Friday, January 30, 2009

Musing of a nutriment nature

I wish I could say that I awoke this morning charged and motivated, positively brimming with derring-do and jillepsorius abandon, but that would be the thing that is untrue. As is the fashion of most humanity residing at this latitudinal and longitudinous axis I found myself awakened by the too-bright glare of an unforgiving winter sun, reflecting off of the snow outside, through my feeble drapery, and into my ill-prepared retinas. Justifiably upset by this unprovoked optical assault I burrowed deeper into my personal example of the primitive nest fashionable with local barbarian tribesmen in this part of the world. My anthropological research has discovered these roosts are called "beds", a deliciously quaint if altogether illogical nocturnal arrangment.

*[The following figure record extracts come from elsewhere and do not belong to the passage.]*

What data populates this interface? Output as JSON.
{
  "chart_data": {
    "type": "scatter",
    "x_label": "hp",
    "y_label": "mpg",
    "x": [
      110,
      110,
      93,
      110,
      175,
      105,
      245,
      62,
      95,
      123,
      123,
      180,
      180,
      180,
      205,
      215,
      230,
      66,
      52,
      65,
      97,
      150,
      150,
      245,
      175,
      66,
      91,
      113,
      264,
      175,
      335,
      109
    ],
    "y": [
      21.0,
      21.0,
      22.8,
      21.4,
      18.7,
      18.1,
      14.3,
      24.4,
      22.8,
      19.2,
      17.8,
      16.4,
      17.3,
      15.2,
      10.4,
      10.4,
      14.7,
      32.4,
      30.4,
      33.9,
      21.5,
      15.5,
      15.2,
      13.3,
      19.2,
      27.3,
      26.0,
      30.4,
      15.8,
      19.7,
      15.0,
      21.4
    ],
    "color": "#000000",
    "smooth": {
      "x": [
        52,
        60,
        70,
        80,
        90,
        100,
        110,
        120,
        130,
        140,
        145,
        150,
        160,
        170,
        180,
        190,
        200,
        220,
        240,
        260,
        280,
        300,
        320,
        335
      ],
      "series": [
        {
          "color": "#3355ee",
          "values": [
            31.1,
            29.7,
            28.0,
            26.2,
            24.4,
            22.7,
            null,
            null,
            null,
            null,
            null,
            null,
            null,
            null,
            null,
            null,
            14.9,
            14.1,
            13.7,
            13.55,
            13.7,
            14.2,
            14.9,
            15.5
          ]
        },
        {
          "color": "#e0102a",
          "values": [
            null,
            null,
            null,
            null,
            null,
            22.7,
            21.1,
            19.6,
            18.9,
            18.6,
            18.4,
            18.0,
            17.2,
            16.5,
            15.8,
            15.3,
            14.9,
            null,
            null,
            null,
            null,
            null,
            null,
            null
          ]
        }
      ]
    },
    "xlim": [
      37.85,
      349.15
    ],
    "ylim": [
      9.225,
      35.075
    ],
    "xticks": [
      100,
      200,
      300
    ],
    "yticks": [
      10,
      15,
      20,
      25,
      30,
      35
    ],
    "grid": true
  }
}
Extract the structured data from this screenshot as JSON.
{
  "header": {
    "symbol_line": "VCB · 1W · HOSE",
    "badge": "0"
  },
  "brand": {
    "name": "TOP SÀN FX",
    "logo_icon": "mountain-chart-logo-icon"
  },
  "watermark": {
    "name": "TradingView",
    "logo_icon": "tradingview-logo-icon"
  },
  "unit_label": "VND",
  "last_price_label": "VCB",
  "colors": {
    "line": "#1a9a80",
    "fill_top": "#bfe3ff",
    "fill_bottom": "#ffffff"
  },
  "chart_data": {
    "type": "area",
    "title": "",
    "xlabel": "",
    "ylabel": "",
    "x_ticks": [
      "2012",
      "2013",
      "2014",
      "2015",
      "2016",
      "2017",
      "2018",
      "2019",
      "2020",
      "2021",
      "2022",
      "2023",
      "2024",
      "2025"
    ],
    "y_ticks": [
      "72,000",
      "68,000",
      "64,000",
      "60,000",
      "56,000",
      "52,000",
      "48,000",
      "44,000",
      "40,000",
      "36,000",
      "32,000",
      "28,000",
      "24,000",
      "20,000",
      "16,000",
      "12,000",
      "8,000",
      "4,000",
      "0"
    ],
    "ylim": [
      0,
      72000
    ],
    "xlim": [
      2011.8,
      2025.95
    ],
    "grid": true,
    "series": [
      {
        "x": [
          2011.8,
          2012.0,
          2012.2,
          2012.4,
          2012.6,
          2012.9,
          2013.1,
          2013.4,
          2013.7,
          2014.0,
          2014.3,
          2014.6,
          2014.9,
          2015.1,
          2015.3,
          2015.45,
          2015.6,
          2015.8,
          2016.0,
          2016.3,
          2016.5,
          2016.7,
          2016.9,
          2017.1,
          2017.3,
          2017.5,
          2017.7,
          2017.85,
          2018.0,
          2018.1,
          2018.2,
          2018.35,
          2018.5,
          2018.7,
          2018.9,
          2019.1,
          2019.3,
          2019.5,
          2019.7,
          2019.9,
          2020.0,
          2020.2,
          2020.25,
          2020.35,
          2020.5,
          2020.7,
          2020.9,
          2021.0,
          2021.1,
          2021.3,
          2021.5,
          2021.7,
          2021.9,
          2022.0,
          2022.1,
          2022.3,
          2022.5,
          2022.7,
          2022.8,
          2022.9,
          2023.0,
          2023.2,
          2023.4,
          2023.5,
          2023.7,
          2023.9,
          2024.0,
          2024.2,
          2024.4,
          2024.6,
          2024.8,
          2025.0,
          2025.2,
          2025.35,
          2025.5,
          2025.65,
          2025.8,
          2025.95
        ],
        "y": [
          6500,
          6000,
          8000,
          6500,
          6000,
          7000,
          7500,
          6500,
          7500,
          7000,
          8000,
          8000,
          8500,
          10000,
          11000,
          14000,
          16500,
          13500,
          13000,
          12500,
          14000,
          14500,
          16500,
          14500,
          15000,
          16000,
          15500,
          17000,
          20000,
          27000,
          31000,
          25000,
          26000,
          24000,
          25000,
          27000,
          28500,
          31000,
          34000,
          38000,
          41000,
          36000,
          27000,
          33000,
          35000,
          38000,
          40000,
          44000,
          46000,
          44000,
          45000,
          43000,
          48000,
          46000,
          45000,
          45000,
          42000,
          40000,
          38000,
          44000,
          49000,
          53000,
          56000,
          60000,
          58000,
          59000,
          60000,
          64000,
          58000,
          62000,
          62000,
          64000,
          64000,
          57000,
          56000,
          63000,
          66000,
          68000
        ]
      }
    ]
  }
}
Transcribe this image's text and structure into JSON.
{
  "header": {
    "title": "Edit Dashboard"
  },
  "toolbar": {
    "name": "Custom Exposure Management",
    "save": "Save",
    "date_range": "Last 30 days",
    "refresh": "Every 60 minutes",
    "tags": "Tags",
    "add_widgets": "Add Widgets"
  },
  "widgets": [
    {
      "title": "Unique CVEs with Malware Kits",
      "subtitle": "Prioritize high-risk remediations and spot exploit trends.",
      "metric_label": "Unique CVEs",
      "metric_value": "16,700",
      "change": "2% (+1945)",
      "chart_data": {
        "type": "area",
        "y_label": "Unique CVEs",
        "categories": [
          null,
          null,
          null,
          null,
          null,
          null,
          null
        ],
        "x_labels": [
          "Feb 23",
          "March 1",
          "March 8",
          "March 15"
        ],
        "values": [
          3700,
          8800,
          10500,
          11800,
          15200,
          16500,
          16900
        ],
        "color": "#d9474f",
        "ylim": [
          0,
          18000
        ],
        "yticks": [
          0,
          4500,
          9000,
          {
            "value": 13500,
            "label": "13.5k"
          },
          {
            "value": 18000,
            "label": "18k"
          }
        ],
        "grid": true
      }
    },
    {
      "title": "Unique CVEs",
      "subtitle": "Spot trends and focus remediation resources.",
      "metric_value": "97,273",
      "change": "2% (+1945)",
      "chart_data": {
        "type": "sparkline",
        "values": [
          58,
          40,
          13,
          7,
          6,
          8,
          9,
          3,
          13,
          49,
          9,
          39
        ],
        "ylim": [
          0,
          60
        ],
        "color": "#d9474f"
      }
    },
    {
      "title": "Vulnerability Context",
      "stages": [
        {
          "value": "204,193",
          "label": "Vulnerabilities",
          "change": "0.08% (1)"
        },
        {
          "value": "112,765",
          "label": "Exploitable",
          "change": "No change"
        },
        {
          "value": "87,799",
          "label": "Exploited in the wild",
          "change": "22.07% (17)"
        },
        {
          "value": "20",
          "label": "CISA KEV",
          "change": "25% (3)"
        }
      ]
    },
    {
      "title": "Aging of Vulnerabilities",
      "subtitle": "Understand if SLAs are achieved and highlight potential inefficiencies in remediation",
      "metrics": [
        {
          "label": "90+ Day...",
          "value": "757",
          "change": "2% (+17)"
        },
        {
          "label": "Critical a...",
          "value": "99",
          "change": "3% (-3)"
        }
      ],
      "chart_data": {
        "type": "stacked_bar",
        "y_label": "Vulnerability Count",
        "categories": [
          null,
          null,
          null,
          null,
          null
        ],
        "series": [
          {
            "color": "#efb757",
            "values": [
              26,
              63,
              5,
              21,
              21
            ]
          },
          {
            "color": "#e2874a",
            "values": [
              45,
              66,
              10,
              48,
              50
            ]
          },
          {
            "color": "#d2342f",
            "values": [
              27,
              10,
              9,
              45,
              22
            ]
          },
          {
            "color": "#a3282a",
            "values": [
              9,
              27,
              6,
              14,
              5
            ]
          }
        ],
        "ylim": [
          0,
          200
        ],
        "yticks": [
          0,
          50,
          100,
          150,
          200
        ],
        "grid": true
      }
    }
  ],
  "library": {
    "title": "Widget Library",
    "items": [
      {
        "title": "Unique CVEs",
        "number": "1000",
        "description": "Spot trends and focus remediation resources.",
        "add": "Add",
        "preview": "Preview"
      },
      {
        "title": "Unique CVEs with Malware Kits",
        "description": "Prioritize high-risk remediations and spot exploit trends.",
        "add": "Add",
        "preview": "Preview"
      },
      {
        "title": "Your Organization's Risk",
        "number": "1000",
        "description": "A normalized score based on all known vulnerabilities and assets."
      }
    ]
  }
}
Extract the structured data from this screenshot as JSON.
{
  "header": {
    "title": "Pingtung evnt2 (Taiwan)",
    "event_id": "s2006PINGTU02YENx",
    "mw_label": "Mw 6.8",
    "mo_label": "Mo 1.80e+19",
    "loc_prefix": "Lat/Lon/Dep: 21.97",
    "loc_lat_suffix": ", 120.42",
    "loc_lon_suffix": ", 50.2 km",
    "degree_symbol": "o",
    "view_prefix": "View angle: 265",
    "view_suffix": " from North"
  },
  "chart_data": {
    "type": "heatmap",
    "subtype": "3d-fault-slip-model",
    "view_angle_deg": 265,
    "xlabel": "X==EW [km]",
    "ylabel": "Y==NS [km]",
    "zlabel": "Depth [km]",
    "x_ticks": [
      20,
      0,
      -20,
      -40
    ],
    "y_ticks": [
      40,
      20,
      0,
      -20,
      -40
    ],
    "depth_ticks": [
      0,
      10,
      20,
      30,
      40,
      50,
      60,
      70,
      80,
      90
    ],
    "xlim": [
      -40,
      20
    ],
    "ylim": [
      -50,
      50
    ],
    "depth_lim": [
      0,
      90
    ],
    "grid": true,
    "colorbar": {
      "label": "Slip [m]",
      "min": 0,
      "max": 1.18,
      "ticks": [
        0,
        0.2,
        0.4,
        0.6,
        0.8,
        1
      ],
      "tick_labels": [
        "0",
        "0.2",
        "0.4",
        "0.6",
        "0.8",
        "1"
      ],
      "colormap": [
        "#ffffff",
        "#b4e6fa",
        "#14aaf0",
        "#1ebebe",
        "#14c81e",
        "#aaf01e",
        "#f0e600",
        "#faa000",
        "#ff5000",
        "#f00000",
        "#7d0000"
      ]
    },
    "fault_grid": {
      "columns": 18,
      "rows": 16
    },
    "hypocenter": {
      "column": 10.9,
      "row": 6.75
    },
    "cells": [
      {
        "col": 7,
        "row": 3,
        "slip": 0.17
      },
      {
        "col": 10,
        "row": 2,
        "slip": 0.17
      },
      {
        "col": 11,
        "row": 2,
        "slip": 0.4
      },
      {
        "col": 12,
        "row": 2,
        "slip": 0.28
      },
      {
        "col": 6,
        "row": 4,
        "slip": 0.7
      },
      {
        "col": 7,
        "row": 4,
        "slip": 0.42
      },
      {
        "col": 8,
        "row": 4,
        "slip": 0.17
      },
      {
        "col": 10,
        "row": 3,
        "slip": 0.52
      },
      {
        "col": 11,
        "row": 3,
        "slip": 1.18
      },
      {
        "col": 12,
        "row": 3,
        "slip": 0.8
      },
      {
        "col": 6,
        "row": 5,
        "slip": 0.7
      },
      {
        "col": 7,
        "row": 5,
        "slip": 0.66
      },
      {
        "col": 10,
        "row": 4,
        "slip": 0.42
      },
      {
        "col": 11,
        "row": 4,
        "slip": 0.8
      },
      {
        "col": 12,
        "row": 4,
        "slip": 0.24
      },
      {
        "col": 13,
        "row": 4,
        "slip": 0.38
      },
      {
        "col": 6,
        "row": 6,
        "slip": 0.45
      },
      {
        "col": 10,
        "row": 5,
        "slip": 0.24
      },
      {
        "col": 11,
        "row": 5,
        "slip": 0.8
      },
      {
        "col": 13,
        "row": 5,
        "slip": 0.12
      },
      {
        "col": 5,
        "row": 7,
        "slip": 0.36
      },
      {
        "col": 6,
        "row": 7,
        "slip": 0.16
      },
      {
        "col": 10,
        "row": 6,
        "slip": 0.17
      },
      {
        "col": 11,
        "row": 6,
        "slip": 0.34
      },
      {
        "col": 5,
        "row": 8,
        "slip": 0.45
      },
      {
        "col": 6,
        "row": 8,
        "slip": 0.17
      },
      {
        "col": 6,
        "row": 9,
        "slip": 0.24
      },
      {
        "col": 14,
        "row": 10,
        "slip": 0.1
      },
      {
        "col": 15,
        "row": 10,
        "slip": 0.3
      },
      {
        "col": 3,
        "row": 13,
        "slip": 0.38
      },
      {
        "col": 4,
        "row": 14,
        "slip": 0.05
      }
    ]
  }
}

In time ravenous hunger drove from me my sweet hermit dreams and I was once again forced to resurface and brave the painful brightness of the daytime world. Driven by primal urges I enjoyed a little me time in my bathroom/office before completing my morning ablutions and endeavoring to create a provisional breakfast treat. Congratulating myself on my ability to pour both grain-based cereal flakes and milk of bovine origination into a singular vessel I crunched on frosted goodness for a period whilst enjoying the clever wrenchings of TLC's luminary series Junkyard Wars upon my television set's screen.

Upon completion of this momentary divertissement I stepped outside to feed grizzly bear his morning num nums. Fear that the sun's merciless rays would conspire to scorch my porcelain shell ushered me back indoors, where I returned to my horizontal nighttime habitation, literature in hand. Hours passed.

My book reading complete I now contemplate the interior shelving of my refrigerator, and the items contained thereupon in hopes that one shall strike my fancy as a nutricious and scrumtrulescent lunchtime delicacy. Even if a certain victual does not, I am satisfied knowing that I wasted your precious time by writing about how I didn't do shit all morning. And you read it. Jackass.